Go-Ahead leads the level peggers
GO AHEAD leads this year’s 17 level peggers in the Top 250, retaining fourth position. Despite the loss of some 600,000 jobs in the City affecting the group’s commuter receipts – and a cut of more than 750 in its own workforce – Go Ahead remains optimistic, saying main rail business is robust and showed a rise within the £3.5m climb in first half rail operating profits recently.
Like-for-like rail passenger revenues rose 9.9% for its Southeastern and Southern lines, the latter including Gatwick Express. It also operates London Midland.
On its 3,400 buses, Go Ahead covers routes in the North East, Brighton and Oxford, and expects to continue doing well here despite a hit from rising fuel costs earlier.
Its ground-based aviation business, however, which it put up for sale, has been losing and is being restructured.
Go Ahead, which evolved into multi- communication from a bus privatisation in Newcastle in the 1980s still has its registered headquarters in Grey Street, Newcastle.
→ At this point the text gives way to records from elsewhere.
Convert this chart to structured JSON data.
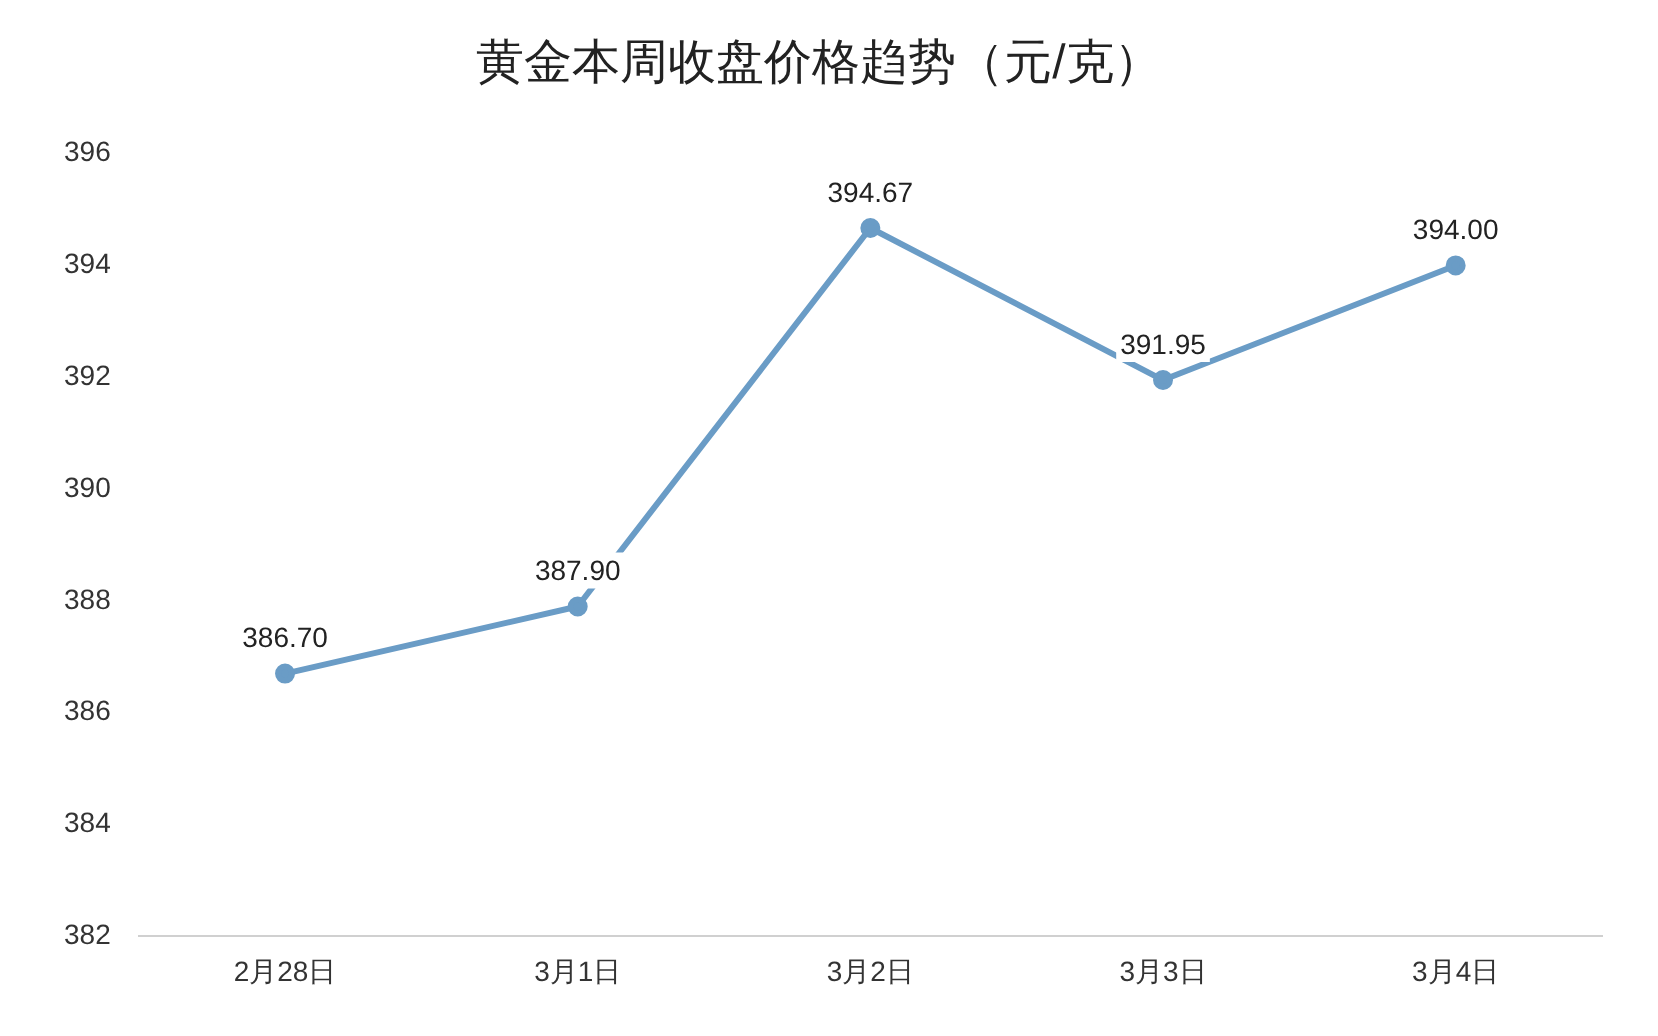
{
  "chart_data": {
    "type": "line",
    "title": "黄金本周收盘价格趋势（元/克）",
    "categories": [
      "2月28日",
      "3月1日",
      "3月2日",
      "3月3日",
      "3月4日"
    ],
    "series": [
      {
        "color": "#6a9cc6",
        "values": [
          386.7,
          387.9,
          394.67,
          391.95,
          394.0
        ]
      }
    ],
    "value_labels": [
      "386.70",
      "387.90",
      "394.67",
      "391.95",
      "394.00"
    ],
    "ylim": [
      382,
      396
    ],
    "yticks": [
      382,
      384,
      386,
      388,
      390,
      392,
      394,
      396
    ],
    "grid": false,
    "legend": false,
    "marker": "circle",
    "line_style": "solid"
  }
}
In April it was confident of hitting full-year profit targets. Go Ahead has retained the Southern rail franchise for five years plus in the latest bidding but had to pledge up to £400m more than rivals Stagecoach, Dutch rail operator NedRailways and National Express.
Huntsman keeps petrochemicals well up the table retaining fifth place, and Southern Cross with its care homes for elderly and disabled people, stays eighth.
Its 700 homes give it an 8% share of the market, with about 70% of turnover coming from local authorities. In May it announced a 6.9% increase in revenue to £460.8m for six months
At Northumbrian Water, managing director John Cuthbert keeps the group in 11th place and in good shape for his successor when he himself retires soon after more than 20 years in the industry.
The group plans to invest more than £70m in renewable power plants in the region to generate 20% of its own power by 2013.
John Cuthbert has been MD for eight years, and the group has 2.6m customers in the North East alone. Lower demand from recession-hit businesses has led to a 10% drop in annual profits, but the outlook generally is considered strong.